Aluminum is infinitely recyclable, and it can operate in a true closed loop by being recycled over and over again without losing quality. The production of secondary, or recycled, aluminum can save more than 90 percent of the energy involved in the smelting of primary aluminum. Moreover, aluminum has been designated by the U.S. government as a critical mineral—it’s one of only nine designated critical minerals that are essential to all industrial sectors, including automotive.

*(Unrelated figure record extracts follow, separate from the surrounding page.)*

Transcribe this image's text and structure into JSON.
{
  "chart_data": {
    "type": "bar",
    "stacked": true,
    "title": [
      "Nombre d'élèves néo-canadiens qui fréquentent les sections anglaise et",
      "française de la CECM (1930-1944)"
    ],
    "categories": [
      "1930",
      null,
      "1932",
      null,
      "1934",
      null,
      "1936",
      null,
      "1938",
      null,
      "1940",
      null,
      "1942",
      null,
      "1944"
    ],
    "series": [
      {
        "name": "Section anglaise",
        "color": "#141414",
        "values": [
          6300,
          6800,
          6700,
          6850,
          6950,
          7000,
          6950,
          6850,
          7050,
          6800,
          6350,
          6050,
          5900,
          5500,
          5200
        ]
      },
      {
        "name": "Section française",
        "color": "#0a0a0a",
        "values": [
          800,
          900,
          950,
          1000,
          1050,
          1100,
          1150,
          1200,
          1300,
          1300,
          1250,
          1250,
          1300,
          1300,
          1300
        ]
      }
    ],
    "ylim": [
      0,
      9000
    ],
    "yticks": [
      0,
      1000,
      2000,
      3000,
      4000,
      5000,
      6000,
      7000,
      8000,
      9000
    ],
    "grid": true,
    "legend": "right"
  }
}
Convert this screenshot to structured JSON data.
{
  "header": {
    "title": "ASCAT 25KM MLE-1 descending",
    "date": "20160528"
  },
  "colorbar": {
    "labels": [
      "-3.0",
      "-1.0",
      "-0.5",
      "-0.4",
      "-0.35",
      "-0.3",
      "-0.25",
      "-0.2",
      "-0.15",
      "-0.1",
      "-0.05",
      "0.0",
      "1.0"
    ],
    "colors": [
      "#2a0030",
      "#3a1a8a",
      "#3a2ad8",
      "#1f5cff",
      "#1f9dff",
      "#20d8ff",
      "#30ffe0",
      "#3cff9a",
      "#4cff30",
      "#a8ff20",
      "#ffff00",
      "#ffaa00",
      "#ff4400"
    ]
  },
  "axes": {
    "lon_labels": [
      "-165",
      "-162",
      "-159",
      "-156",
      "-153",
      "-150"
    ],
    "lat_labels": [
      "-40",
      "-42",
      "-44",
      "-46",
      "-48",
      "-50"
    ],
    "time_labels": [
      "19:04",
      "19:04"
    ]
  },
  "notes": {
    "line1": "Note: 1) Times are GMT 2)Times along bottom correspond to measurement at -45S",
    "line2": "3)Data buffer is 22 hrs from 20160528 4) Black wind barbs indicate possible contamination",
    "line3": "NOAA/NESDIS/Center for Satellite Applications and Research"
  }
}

The Aluminum Association represents the U.S. aluminum industry across the entire value chain. The U.S. aluminum industry generates more than $70 billion in direct economic output, directly employs more than 166,000 workers across the country and indirectly supports an additional 494,000 workers. As demands for clean transportation solutions increase, recycling will be important to a resilient and thriving U.S. aluminum industry in the years ahead.